Reproducibility Index

Notice: The reproducibility variables underlying each score are classified using an automated LLM-based pipeline, validated against a manually labeled dataset. LLM-based classification introduces uncertainty and potential bias; scores should be interpreted as estimates. Full accuracy metrics and methodology are described in Coakley et alK. L. Coakley, T. Snelleman, H. Hoos, and O. E. Gundersen, "The embrace of open science: An analysis of a decade of AI research and 56 800 conference papers," Under Review, 2026..

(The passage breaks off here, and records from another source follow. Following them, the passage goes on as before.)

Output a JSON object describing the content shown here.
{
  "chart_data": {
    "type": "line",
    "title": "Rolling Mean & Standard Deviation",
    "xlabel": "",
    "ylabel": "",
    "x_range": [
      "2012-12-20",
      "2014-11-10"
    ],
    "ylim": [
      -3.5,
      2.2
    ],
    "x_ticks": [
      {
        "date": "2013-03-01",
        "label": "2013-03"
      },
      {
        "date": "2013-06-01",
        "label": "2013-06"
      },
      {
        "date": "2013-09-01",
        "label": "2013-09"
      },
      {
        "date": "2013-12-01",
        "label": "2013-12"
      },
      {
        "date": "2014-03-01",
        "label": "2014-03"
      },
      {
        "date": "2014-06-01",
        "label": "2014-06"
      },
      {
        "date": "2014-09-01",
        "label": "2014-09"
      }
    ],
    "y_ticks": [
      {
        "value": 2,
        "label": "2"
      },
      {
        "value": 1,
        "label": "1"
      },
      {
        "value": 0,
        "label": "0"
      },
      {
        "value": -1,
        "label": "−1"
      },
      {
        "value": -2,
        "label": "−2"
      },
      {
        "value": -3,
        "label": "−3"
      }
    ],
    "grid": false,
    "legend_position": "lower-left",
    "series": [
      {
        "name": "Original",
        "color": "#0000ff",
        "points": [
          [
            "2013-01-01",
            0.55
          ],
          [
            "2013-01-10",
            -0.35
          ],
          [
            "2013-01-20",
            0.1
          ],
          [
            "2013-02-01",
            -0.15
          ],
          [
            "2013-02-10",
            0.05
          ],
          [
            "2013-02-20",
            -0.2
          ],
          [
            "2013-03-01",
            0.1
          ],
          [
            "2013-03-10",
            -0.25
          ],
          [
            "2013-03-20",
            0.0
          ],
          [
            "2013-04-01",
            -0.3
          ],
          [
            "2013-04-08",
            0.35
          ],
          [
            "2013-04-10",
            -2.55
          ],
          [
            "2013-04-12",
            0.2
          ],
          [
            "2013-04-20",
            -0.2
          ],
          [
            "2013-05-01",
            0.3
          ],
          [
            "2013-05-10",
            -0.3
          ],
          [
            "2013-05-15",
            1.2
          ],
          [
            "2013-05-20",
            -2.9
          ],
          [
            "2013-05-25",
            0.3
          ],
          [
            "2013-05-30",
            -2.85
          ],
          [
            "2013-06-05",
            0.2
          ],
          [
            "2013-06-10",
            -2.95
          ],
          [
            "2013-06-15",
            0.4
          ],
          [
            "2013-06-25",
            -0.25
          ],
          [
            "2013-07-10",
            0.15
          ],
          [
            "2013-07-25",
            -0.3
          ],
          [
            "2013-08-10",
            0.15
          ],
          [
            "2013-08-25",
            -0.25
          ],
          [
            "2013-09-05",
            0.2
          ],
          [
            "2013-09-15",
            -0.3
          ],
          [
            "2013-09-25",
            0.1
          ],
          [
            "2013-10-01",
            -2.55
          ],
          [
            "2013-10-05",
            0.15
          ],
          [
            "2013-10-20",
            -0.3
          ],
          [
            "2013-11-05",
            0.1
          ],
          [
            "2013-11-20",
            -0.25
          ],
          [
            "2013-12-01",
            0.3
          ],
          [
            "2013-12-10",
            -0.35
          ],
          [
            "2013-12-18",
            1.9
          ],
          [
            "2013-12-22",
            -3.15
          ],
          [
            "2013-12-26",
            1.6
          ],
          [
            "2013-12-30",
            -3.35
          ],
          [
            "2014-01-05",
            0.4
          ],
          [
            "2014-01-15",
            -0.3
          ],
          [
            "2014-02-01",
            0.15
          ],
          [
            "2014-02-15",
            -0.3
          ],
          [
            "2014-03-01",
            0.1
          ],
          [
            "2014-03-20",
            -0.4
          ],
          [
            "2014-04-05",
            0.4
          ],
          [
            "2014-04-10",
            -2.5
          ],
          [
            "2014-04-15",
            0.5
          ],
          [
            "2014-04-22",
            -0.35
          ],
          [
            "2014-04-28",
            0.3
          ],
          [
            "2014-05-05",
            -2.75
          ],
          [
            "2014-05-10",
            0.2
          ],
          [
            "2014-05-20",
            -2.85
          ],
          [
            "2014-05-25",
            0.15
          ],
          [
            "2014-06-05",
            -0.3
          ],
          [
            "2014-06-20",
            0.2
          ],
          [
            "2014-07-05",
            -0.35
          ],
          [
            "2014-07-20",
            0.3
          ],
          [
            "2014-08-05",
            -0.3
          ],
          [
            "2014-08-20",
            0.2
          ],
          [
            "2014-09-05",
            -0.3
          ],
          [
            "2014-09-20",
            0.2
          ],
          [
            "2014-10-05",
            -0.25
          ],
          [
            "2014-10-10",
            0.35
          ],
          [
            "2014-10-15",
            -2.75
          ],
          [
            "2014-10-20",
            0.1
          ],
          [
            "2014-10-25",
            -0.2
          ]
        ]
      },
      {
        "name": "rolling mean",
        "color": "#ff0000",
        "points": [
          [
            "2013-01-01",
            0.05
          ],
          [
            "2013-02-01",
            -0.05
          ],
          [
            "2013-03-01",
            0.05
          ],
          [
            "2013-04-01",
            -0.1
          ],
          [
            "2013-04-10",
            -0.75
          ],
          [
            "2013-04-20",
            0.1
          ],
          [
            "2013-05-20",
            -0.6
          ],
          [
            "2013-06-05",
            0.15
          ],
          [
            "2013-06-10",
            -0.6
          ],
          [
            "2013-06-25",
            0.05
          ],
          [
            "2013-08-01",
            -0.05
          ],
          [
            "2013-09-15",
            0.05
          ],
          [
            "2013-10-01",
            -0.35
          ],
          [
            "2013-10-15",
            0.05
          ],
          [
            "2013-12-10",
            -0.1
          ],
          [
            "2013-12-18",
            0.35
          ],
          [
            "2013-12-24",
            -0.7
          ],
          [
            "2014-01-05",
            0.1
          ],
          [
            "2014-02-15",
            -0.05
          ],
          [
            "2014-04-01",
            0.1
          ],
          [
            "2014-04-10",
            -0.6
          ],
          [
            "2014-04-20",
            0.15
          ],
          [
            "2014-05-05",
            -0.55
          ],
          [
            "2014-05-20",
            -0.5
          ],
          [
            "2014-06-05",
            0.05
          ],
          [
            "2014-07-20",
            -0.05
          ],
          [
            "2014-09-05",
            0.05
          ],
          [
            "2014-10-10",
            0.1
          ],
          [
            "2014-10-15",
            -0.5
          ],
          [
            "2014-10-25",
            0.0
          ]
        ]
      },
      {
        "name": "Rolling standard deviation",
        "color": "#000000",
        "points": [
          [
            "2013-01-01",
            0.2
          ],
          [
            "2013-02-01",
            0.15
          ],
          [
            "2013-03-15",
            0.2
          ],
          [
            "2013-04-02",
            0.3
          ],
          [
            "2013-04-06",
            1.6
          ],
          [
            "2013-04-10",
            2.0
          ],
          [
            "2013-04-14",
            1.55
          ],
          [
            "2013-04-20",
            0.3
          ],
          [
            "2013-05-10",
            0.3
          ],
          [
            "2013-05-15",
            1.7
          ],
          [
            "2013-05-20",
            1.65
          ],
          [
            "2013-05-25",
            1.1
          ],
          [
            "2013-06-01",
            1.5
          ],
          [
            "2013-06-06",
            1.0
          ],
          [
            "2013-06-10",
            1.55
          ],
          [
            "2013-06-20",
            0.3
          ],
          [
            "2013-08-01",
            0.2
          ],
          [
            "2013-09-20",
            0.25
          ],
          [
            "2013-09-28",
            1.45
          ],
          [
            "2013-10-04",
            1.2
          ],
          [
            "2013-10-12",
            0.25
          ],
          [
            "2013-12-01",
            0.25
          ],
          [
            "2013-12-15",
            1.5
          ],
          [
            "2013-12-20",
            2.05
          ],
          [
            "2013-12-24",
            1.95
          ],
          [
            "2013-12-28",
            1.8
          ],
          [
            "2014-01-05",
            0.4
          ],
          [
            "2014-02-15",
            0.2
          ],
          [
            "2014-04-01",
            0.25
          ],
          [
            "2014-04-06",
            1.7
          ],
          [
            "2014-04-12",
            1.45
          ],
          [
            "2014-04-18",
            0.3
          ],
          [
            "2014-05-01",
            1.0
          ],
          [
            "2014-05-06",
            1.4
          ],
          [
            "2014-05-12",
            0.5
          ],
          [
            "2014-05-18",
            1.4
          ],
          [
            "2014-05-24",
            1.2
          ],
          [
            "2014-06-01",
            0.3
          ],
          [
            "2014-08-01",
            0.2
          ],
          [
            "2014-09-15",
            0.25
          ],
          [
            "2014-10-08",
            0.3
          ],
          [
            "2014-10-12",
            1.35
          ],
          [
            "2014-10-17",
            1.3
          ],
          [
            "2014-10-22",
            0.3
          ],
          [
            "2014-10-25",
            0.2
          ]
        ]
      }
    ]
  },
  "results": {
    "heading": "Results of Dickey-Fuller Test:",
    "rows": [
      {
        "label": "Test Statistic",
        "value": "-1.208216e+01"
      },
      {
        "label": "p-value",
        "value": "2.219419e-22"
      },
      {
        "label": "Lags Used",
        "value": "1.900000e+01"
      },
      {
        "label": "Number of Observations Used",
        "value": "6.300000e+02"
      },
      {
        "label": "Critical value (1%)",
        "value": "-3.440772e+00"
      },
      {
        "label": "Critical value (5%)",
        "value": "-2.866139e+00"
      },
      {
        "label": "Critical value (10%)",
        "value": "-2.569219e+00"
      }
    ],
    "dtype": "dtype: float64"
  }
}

AttriBoT: A Bag of Tricks for Efficiently Approximating Leave-One-Out Context Attribution

Authors: Fengyuan Liu, Nikhil Kandpal, Colin Raffel

ICLR 2025 | Venue PDF | LLM Run Details

Reproducibility Variable	Result	LLM Response
Research Type	Experimental	Experimental results across multiple model families and datasets are provided in Section 4.1, with related work in Section 5 and a conclusion in section 6.
Researcher Affiliation	Academia	Fengyuan Liu , Nikhil Kandpal, Colin Raffel University of Toronto, Vector Institute Toronto, Ontario, Canada EMAIL
Pseudocode	No	The paper describes methods like 'Key-Value Caching', 'Hierarchical Attribution', 'Proxy Modeling', and 'Proxy Model Pruning' in detail within Sections 3.1-3.4, but these descriptions are presented as explanatory text rather than structured pseudocode or algorithm blocks.
Open Source Code	Yes	We release a user-friendly and efficient implementation of AttriBoT to enable efficient LLM interpretability as well as encourage future development of efficient context attribution methods 1. 1 https://github.com/r-three/AttriBoT
Open Datasets	Yes	To this end, we focus on three open-book QA datasets: 1. SQuAD 2.0 (Rajpurkar et al., 2018): A reading comprehension benchmark... 2. Hotpot QA (Yang et al., 2018): A multi-hop question answering benchmark... 3. QASPER (Dasigi et al., 2021): A document-grounded, information-seeking question answering dataset...
Dataset Splits	No	The paper describes sampling 1000 examples from the datasets for evaluation after certain filtering steps (e.g., 'Randomly sample 1000 examples from the remaining set of examples' for SQuAD 2.0 and QASPER, 'Sample the first 1000 examples of the dataset' for Hotpot QA), but does not specify training/validation/test splits for these sampled examples or explicitly reference standard splits used for its evaluation process.
Hardware Specification	Yes	All experiments were run on servers with 4 NVIDIA A100 SXM4 GPUs with 80GB of VRAM. For experiments involving models with fewer than 15 billion parameters, we use only a single GPU. For models with more parameters, we use model parallelism across multiple GPUs.
Software Dependencies	No	The paper mentions specific models like 'all-MiniLM-L6-v2 Sentence BERT model' but does not provide specific version numbers for underlying software libraries, programming languages (e.g., Python), or frameworks (e.g., PyTorch, TensorFlow, CUDA) used for implementation.
Experiment Setup	Yes	For our experiments we set the significance level α = 0.05 and the maximum number of outliers k = 50.